The goal of the exhibition is to include innovative work rooted primarily in textile as well as art that explores unexpected relationships between textile and other creative disciplines and not having a ‘theme’ attached, allows artists who work in a ‘series’ to enter without having to break their concentration to make something that is based on a prescribed theme.
From intimate reflections to huge environmental issues, the works will vary in concepts, techniques, material and presentation. There will be a common thread of innovation, experimentation beside professional practice with a focus on contemporary as never before. Fibre Arts Australia is committed to developing this significant award with an original vision and intention so that Art Textile practitioners continue to expand, grow and inspire.
“Art Textiles” is a term derived to express emotions and feelings using a media that has been used since the dawn of time. With many working with cloth and fibre, the subtle marks of stitch show an extraordinary diversity of methods that are applied. Traditional and non-traditional techniques being utilised in a contemporary practice, with the repeated touch within the work, is very gratifying.
You are obviously an expert on textile and fiber art. What do you see as the role that fiber art/textile art plays today within the broader contemporary art scene?
From the work of one’s hands, these works are from artists who present themselves in varied ways as Masters in a technique that is so inherent within their art practice.
There is a common thread of innovation, experimentation beside professional practice with a focus on contemporary as never before.
Textile-based art has been enjoying a renaissance after decades of being derided, ignored or ghettoised for being ‘craft’ or ‘Women’s work’, both terms of which are dismissive artworld shorthand for ‘not art’.
Now textile-based art becomes a powerful and accessible agent in the examination of identity, society and politics. Textiles have grown to command a significant following, offering its own complex and distinctive mark, as capable of expression, as any other media. This exhibition begins by taking textiles’ artistic legitimacy for granted, a point proven many times over throughout its long history, bringing together some of the best and brightest artists working in the world today.

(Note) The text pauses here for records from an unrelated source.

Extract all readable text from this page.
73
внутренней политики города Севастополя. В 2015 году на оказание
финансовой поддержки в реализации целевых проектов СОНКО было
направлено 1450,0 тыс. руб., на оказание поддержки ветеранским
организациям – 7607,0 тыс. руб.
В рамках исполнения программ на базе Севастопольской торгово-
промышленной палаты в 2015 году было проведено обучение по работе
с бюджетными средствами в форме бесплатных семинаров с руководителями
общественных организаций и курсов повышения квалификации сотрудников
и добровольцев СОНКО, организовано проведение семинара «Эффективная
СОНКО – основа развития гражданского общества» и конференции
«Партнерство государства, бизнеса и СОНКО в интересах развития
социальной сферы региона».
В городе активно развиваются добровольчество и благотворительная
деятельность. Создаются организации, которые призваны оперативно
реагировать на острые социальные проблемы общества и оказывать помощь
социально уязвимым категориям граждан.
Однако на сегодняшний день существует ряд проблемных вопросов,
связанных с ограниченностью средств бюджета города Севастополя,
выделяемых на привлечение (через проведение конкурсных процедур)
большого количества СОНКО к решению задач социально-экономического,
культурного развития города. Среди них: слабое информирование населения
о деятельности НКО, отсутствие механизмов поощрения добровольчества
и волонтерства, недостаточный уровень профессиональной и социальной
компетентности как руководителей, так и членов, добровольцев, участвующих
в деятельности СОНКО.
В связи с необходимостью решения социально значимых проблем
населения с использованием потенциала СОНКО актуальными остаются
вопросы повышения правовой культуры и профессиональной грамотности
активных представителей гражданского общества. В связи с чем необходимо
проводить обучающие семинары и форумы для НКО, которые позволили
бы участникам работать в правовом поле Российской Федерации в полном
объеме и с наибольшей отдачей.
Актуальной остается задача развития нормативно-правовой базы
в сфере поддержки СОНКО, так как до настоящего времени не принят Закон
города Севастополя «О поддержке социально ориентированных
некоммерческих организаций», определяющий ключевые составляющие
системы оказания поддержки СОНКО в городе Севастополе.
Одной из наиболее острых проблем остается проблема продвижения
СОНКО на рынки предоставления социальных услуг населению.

As a curator, what are the critical issues you faced in planning and organizing the event?
I wanted this Biennale to travel to as many galleries as possible within Australia.
The logistics of moving the artworks is huge and to coordinate that process it is imperative that the galleries work closely with each other to ensure that works arrive in time for the next opening. This is all reliant upon the Australia Postal service.

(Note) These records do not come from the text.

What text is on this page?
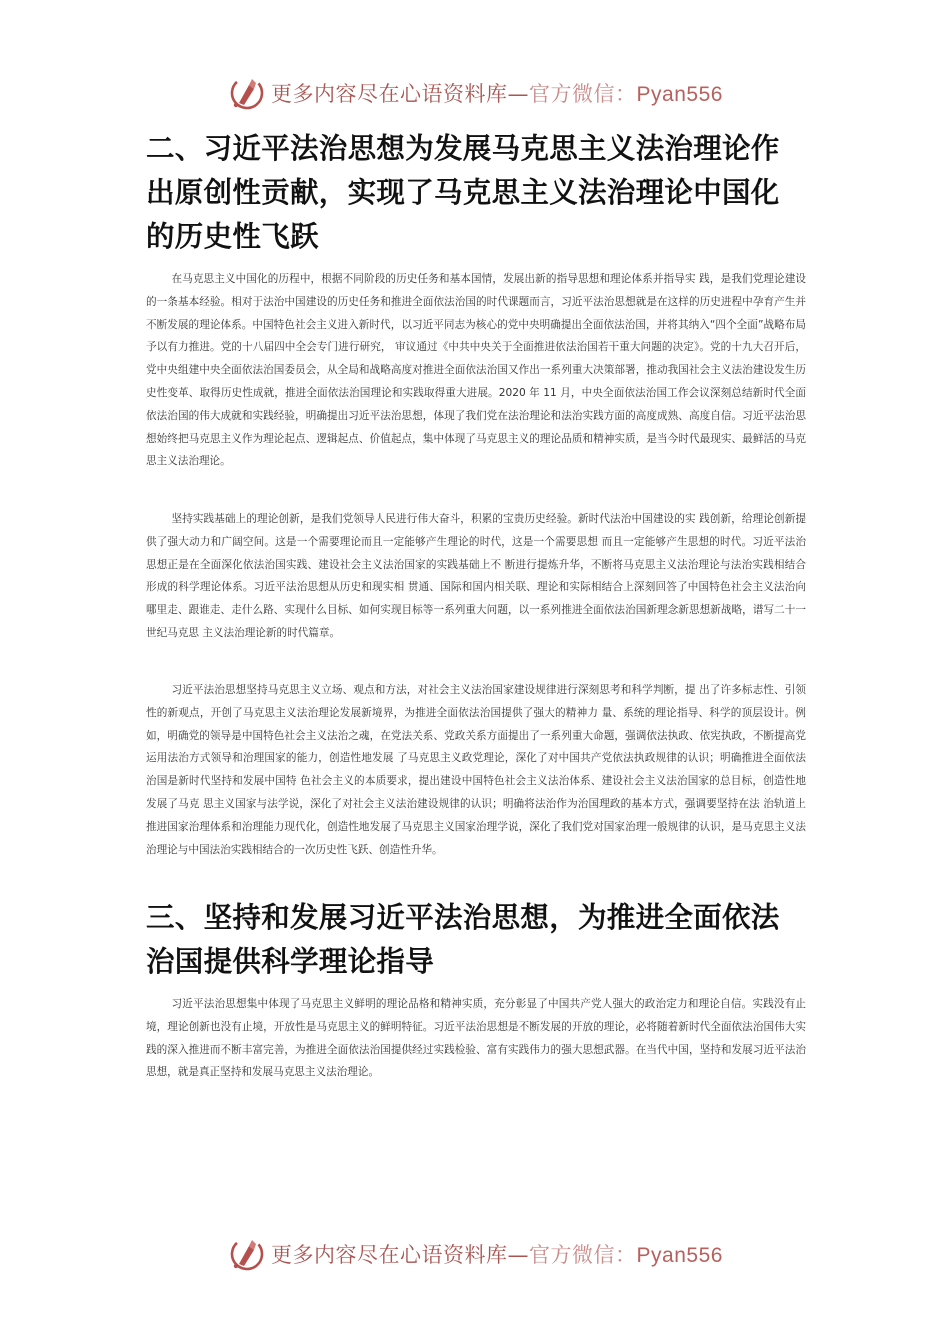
更多内容尽在心语资料库—官方微信：Pyan556
二、习近平法治思想为发展马克思主义法治理论作出原创性贡献，实现了马克思主义法治理论中国化的历史性飞跃

在马克思主义中国化的历程中，根据不同阶段的历史任务和基本国情，发展出新的指导思想和理论体系并指导实 践，是我们党理论建设的一条基本经验。相对于法治中国建设的历史任务和推进全面依法治国的时代课题而言，习近平法治思想就是在这样的历史进程中孕育产生并不断发展的理论体系。中国特色社会主义进入新时代，以习近平同志为核心的党中央明确提出全面依法治国，并将其纳入“四个全面”战略布局予以有力推进。党的十八届四中全会专门进行研究， 审议通过《中共中央关于全面推进依法治国若干重大问题的决定》。党的十九大召开后，党中央组建中央全面依法治国委员会，从全局和战略高度对推进全面依法治国又作出一系列重大决策部署，推动我国社会主义法治建设发生历史性变革、取得历史性成就，推进全面依法治国理论和实践取得重大进展。2020 年 11 月，中央全面依法治国工作会议深刻总结新时代全面依法治国的伟大成就和实践经验，明确提出习近平法治思想，体现了我们党在法治理论和法治实践方面的高度成熟、高度自信。习近平法治思想始终把马克思主义作为理论起点、逻辑起点、价值起点，集中体现了马克思主义的理论品质和精神实质，是当今时代最现实、最鲜活的马克思主义法治理论。

坚持实践基础上的理论创新，是我们党领导人民进行伟大奋斗，积累的宝贵历史经验。新时代法治中国建设的实 践创新，给理论创新提供了强大动力和广阔空间。这是一个需要理论而且一定能够产生理论的时代，这是一个需要思想 而且一定能够产生思想的时代。习近平法治思想正是在全面深化依法治国实践、建设社会主义法治国家的实践基础上不 断进行提炼升华，不断将马克思主义法治理论与法治实践相结合形成的科学理论体系。习近平法治思想从历史和现实相 贯通、国际和国内相关联、理论和实际相结合上深刻回答了中国特色社会主义法治向哪里走、跟谁走、走什么路、实现什么目标、如何实现目标等一系列重大问题，以一系列推进全面依法治国新理念新思想新战略，谱写二十一世纪马克思 主义法治理论新的时代篇章。

习近平法治思想坚持马克思主义立场、观点和方法，对社会主义法治国家建设规律进行深刻思考和科学判断，提 出了许多标志性、引领性的新观点，开创了马克思主义法治理论发展新境界，为推进全面依法治国提供了强大的精神力 量、系统的理论指导、科学的顶层设计。例如，明确党的领导是中国特色社会主义法治之魂，在党法关系、党政关系方面提出了一系列重大命题，强调依法执政、依宪执政，不断提高党运用法治方式领导和治理国家的能力，创造性地发展 了马克思主义政党理论，深化了对中国共产党依法执政规律的认识；明确推进全面依法治国是新时代坚持和发展中国特 色社会主义的本质要求，提出建设中国特色社会主义法治体系、建设社会主义法治国家的总目标，创造性地发展了马克 思主义国家与法学说，深化了对社会主义法治建设规律的认识；明确将法治作为治国理政的基本方式，强调要坚持在法 治轨道上推进国家治理体系和治理能力现代化，创造性地发展了马克思主义国家治理学说，深化了我们党对国家治理一般规律的认识，是马克思主义法治理论与中国法治实践相结合的一次历史性飞跃、创造性升华。

三、坚持和发展习近平法治思想，为推进全面依法治国提供科学理论指导

习近平法治思想集中体现了马克思主义鲜明的理论品格和精神实质，充分彰显了中国共产党人强大的政治定力和理论自信。实践没有止境，理论创新也没有止境，开放性是马克思主义的鲜明特征。习近平法治思想是不断发展的开放的理论，必将随着新时代全面依法治国伟大实践的深入推进而不断丰富完善，为推进全面依法治国提供经过实践检验、富有实践伟力的强大思想武器。在当代中国，坚持和发展习近平法治思想，就是真正坚持和发展马克思主义法治理论。

更多内容尽在心语资料库—官方微信：Pyan556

Another issue that had to be considered was that gallery running spaces are different to each other, so, the number of art works that were selected, 35, had to fit into the smallest gallery space without cramping and taking away the power of individual work.

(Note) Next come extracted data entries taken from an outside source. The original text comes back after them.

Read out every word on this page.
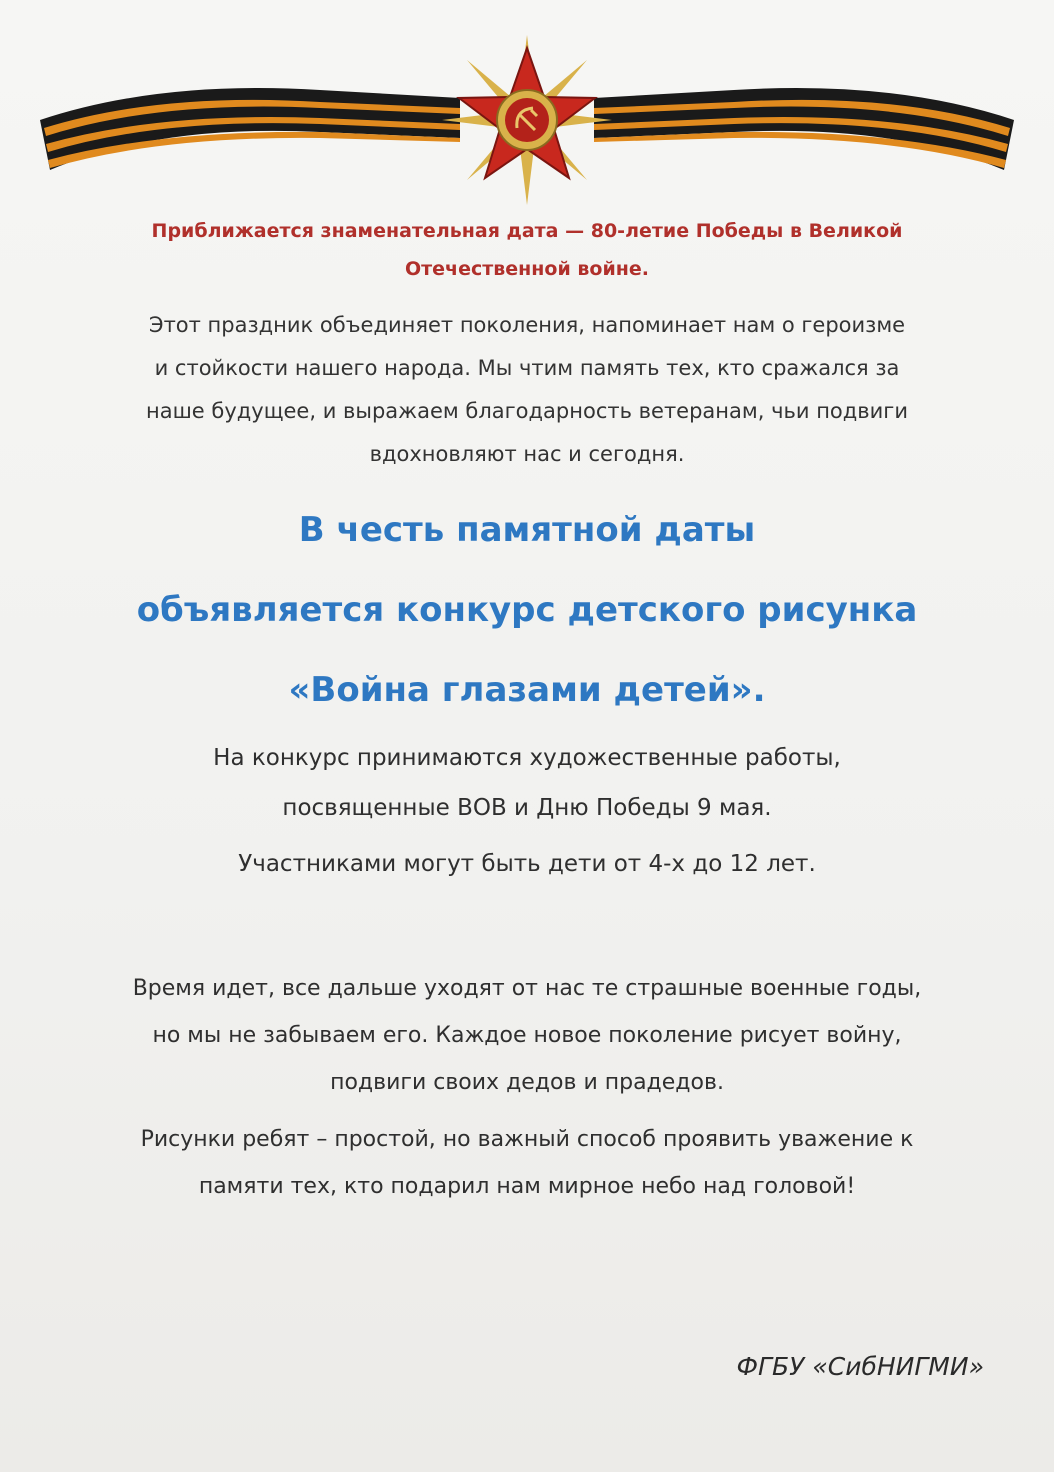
Приближается знаменательная дата — 80-летие Победы в Великой
Отечественной войне.
Этот праздник объединяет поколения, напоминает нам о героизме
и стойкости нашего народа. Мы чтим память тех, кто сражался за
наше будущее, и выражаем благодарность ветеранам, чьи подвиги
вдохновляют нас и сегодня.
В честь памятной даты
объявляется конкурс детского рисунка
«Война глазами детей».
На конкурс принимаются художественные работы,
посвященные ВОВ и Дню Победы 9 мая.
Участниками могут быть дети от 4-х до 12 лет.
Время идет, все дальше уходят от нас те страшные военные годы,
но мы не забываем его. Каждое новое поколение рисует войну,
подвиги своих дедов и прадедов.
Рисунки ребят – простой, но важный способ проявить уважение к
памяти тех, кто подарил нам мирное небо над головой!
ФГБУ «СибНИГМИ»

What do you see as the potential of IATB and what are the prospects for the future?
IATB to be recognized around the world as a benchmark that documents trends and innovations in the art textile field. The goal of the exhibition is to include innovative work rooted in traditional fibre materials, structure, processes and history, as well as art that explores unexpected relationship between fibre and other creative disciplines.
Work has already begun for IATB25. This extraordinary medium needs to be showcased widely and one day to exhibit outside Australia
What do you expect and what do you hope as curator will remain with the observer who visits the International Art Textile Biennale 2023?
The viewers to be captivated and engaged by the rhythm of the maker and excellence that will be exhibited. These works push previously held notions of textile/fibre, opening a dialogue about what it is to be a textile artist that makes an expression and commentary on content and concept in the 21st Century.